CHENNAI: Agathiyan Manivasagam, a class 5 student at a government school in the city, like most children from the margins, bore the brunt of unprecedented school closures amid the global pandemic. With little to no access to tools and basic infrastructure to education, the son of daily-wage labourers says that he was “confused” during the previous academic year. “I couldn’t cope and grew irritable. I didn’t have access to a smartphone or the Internet. My parents are considering discontinuing my education,” he says, echoing the alarming situation at several low-income households.
With the closure of schools impacting around 247 million children enrolled in elementary and secondary schools in the country, children in class 5, who are on the brink of a transition to middle school, are at the highest risk of loss in foundational skills, it seems. As declining nutritional levels, psychological well-being and educational vulnerability further compound the problem, Nalandaway Foundation, an award-winning NGO working towards promoting education through arts, has stepped in with a solution.
A recent study by Azim Premji Foundation on ‘The loss of Learning during the Pandemic’ (conducted across five states), projected that 92 per cent of children have lost at least one specific language ability from the previous year across all classes. These abilities include describing a picture or their experiences orally; reading familiar words; reading with comprehension; writing simple sentences based on a picture. The report also revealed more such deficits.
The 15-year-old foundation aims to fix the learning deficit and help children overcome the alienation they might face as they go back to school, by taking an approach to recognise the health and happiness of the child along with academic learning through a holistic arts-based intervention programme. This, Sriram, founder of the NGO says, will not only bridge the learning gap but also enhance their cognitive, emotional and physical well-being.
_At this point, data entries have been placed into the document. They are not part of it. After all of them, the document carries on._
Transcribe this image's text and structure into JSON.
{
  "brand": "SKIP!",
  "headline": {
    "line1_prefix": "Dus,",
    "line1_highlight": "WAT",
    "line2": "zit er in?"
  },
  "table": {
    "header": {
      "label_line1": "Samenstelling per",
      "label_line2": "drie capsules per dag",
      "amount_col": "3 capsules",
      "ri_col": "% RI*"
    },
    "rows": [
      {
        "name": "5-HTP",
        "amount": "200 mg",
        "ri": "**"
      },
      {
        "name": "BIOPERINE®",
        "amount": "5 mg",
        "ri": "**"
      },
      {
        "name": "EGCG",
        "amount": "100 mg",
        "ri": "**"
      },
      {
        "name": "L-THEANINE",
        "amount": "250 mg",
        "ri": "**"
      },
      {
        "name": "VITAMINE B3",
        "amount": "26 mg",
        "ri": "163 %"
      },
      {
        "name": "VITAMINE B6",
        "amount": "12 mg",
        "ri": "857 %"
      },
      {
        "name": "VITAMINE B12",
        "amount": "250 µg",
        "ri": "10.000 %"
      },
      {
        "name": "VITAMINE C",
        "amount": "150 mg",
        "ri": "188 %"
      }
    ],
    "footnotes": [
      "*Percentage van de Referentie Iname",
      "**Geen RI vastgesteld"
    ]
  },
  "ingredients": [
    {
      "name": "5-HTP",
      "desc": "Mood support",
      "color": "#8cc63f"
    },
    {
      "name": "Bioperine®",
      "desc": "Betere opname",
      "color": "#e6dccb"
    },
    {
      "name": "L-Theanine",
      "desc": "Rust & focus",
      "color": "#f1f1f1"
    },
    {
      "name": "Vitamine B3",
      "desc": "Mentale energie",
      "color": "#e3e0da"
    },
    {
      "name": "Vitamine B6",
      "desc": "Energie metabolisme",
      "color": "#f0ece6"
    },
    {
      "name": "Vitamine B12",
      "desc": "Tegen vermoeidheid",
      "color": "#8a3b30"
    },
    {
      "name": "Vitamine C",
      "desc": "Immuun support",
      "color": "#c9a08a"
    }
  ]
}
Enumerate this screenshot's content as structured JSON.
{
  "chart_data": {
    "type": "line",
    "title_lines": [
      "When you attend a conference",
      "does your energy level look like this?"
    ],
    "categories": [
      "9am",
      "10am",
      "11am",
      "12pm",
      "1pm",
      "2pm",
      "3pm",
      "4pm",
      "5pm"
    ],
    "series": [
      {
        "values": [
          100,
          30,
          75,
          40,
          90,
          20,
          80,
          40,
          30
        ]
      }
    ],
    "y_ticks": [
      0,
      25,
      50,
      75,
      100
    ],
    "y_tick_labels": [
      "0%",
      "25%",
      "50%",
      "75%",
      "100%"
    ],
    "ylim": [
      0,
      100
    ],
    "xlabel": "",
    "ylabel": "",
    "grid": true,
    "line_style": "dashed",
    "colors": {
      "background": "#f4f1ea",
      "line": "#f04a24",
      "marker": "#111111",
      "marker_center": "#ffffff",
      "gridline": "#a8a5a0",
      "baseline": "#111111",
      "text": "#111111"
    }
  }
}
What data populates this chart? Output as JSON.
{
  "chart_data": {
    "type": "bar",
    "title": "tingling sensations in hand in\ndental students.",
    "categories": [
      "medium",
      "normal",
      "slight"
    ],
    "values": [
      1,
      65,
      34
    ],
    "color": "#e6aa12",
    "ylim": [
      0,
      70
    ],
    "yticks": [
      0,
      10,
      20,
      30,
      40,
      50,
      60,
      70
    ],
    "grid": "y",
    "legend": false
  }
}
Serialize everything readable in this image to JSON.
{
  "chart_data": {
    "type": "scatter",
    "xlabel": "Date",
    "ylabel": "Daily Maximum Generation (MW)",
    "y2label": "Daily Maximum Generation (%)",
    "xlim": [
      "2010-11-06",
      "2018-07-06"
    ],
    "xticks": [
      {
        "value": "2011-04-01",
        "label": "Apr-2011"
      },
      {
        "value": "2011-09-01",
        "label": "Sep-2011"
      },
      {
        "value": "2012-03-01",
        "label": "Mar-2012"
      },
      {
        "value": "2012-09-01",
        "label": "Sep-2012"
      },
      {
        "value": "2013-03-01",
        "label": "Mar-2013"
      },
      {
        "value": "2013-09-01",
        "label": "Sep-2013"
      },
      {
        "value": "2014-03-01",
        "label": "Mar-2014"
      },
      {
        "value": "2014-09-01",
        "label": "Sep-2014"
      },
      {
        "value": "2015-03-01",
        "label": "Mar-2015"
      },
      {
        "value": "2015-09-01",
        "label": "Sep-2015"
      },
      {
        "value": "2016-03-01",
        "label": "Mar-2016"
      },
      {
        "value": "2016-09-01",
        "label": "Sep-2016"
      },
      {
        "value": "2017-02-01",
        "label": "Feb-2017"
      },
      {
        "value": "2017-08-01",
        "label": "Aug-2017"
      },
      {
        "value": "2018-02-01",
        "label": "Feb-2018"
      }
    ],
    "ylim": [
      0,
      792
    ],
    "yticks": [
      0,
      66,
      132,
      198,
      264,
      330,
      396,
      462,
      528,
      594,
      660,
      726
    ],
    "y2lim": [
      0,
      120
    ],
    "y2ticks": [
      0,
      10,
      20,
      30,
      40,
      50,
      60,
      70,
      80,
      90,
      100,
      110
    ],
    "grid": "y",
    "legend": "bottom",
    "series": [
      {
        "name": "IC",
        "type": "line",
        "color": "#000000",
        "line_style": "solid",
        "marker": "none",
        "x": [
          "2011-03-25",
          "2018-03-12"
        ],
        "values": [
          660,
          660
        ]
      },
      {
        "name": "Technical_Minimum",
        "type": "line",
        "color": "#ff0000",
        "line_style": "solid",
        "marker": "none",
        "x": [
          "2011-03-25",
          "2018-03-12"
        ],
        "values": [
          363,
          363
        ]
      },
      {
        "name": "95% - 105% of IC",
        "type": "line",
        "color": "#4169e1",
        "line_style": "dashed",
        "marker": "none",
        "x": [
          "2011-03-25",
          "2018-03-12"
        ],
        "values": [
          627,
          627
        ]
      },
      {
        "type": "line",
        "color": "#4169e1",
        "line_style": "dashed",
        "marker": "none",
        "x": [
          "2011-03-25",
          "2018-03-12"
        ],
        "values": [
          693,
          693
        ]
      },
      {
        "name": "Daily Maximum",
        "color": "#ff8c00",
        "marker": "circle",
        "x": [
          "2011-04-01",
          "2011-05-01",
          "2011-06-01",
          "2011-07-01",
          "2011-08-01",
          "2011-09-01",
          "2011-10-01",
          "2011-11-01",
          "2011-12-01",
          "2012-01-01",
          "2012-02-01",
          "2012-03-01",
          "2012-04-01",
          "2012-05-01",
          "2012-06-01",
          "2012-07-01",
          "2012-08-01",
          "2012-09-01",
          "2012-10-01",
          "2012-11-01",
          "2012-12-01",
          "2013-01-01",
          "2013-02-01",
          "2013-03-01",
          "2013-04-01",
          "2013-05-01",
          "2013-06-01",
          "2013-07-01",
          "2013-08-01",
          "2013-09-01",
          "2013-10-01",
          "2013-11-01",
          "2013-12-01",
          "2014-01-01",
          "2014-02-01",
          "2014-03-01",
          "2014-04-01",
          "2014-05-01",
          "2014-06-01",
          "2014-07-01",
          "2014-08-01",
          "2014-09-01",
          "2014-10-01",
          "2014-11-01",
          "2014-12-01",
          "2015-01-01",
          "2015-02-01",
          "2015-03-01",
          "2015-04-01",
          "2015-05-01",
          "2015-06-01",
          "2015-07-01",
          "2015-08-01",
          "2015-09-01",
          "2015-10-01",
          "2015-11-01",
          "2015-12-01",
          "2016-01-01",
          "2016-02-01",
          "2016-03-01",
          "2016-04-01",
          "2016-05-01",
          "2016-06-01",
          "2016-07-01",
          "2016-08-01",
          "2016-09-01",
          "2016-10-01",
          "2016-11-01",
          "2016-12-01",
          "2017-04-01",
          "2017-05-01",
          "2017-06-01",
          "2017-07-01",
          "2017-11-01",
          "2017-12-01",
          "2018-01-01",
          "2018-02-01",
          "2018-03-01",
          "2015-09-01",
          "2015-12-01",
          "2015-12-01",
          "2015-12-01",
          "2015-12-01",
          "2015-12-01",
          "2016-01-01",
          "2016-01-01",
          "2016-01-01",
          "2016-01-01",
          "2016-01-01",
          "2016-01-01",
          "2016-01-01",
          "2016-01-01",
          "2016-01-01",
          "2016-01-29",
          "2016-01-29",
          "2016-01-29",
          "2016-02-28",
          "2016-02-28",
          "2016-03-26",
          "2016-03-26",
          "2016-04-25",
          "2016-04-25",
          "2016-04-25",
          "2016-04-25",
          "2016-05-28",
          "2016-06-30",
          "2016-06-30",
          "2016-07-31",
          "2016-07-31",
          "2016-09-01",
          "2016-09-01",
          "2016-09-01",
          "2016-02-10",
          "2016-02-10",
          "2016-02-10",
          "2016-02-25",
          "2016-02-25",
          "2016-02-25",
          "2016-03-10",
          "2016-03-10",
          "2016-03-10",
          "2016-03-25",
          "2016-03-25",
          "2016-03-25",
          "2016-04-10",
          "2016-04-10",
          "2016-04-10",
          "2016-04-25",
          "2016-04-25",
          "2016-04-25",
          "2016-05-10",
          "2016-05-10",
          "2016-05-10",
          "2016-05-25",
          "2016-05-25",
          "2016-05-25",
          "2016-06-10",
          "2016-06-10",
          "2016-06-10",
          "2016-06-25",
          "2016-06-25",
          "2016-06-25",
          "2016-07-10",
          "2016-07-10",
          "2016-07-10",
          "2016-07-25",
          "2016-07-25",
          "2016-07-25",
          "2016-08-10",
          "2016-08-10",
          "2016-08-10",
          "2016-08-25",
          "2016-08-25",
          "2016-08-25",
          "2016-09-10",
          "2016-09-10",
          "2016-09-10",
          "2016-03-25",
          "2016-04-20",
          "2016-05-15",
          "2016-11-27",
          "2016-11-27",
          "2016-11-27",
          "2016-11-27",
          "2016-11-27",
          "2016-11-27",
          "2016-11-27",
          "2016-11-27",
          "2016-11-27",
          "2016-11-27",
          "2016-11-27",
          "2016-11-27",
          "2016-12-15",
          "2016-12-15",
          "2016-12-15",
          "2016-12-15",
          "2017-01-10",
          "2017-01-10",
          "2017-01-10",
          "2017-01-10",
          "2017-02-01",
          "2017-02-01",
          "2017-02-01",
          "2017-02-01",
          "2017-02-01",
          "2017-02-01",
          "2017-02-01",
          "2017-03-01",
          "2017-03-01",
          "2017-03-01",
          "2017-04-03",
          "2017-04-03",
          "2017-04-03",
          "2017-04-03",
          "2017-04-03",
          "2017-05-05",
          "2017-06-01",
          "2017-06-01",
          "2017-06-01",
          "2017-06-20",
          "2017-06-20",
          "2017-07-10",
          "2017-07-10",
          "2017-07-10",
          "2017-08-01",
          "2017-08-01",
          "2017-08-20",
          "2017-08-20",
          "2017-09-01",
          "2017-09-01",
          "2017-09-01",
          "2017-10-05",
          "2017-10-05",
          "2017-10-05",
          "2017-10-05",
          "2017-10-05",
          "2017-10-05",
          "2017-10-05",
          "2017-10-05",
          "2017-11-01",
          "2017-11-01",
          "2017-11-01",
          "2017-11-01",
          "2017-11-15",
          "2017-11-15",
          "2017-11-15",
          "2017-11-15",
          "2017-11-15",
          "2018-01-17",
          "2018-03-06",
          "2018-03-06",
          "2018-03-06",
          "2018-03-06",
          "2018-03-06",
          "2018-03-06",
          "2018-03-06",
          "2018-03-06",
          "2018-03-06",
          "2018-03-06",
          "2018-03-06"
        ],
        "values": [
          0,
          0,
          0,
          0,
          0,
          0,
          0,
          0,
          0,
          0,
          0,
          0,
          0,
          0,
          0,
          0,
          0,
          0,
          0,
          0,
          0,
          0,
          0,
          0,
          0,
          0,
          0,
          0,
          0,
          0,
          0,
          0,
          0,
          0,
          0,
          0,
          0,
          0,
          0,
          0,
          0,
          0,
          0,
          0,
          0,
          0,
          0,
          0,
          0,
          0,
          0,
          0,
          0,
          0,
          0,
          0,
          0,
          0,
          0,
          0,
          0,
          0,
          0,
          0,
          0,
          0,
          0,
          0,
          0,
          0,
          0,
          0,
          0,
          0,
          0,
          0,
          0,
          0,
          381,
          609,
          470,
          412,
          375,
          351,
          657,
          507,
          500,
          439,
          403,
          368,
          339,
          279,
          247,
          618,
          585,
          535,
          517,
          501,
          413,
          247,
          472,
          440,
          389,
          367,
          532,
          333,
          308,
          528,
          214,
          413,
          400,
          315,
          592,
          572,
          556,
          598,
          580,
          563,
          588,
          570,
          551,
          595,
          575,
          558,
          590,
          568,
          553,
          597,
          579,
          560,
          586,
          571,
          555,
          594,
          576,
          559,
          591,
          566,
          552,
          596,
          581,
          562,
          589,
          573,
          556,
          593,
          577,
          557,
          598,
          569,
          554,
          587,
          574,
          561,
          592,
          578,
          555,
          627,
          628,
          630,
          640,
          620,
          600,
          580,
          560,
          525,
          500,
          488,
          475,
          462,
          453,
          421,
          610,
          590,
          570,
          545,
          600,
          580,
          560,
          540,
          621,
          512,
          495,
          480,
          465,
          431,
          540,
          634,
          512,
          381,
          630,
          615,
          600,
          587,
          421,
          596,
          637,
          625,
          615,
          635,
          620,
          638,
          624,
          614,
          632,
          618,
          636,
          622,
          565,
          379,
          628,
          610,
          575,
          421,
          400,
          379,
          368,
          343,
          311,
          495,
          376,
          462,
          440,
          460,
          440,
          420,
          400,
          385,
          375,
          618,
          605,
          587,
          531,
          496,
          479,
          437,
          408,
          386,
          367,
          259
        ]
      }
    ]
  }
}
In line with the vision, the NGO has identified 560 students from the most marginalised homes across 20 government schools in Chennai to provide age-specific learning. To influence this change that can impact the learning and development of the chosen children, the Foundation has flagged a fundraiser to raise resources to provide a teaching assistant, learning aids, workbooks, and art materials for each child for an entire year (app. `7,500 per child). “The primary strategy is to help class 5 children achieve age-appropriate and grade-wise learning of all subjects by the year-end and move upwards into middle school and not drop out due to a cycle of poverty. These subjects will be taught through arts and story-telling —via a fun and joyful model than in a didactic way,” he shares.
During the pandemic, the foundation worked with close to 32,000 children on a learn at home model, wherein learning kits were provided to every house and the children were supported through WhatsApp and audio-based lessons. “However, out of the 32,000 working with us, consistent learning and interaction were possible only with less than 5,000 to 6,000 children due to different reasons including lack of educational infrastructure at the child’s home. This is one of the reasons we need more focused intervention,” he says.
To streamline the process, the foundation has identified, recruited and trained dedicated Nalandaway Teaching Assistants (TA), who will be available in each classroom to work along and support the school teachers. “The Nalandaway TA will not only assist the teacher but also integrate arts-based learning for improving academic learning and the emotional well-being of the children. Another aspect that will be focused on is familial intervention, wherein the TA’s will also work with parents. With most marginalised children not receiving education support at home, the challenge enhances and focus on the learning and behaviour changes at homes become a crucial part of the intervention,” he details.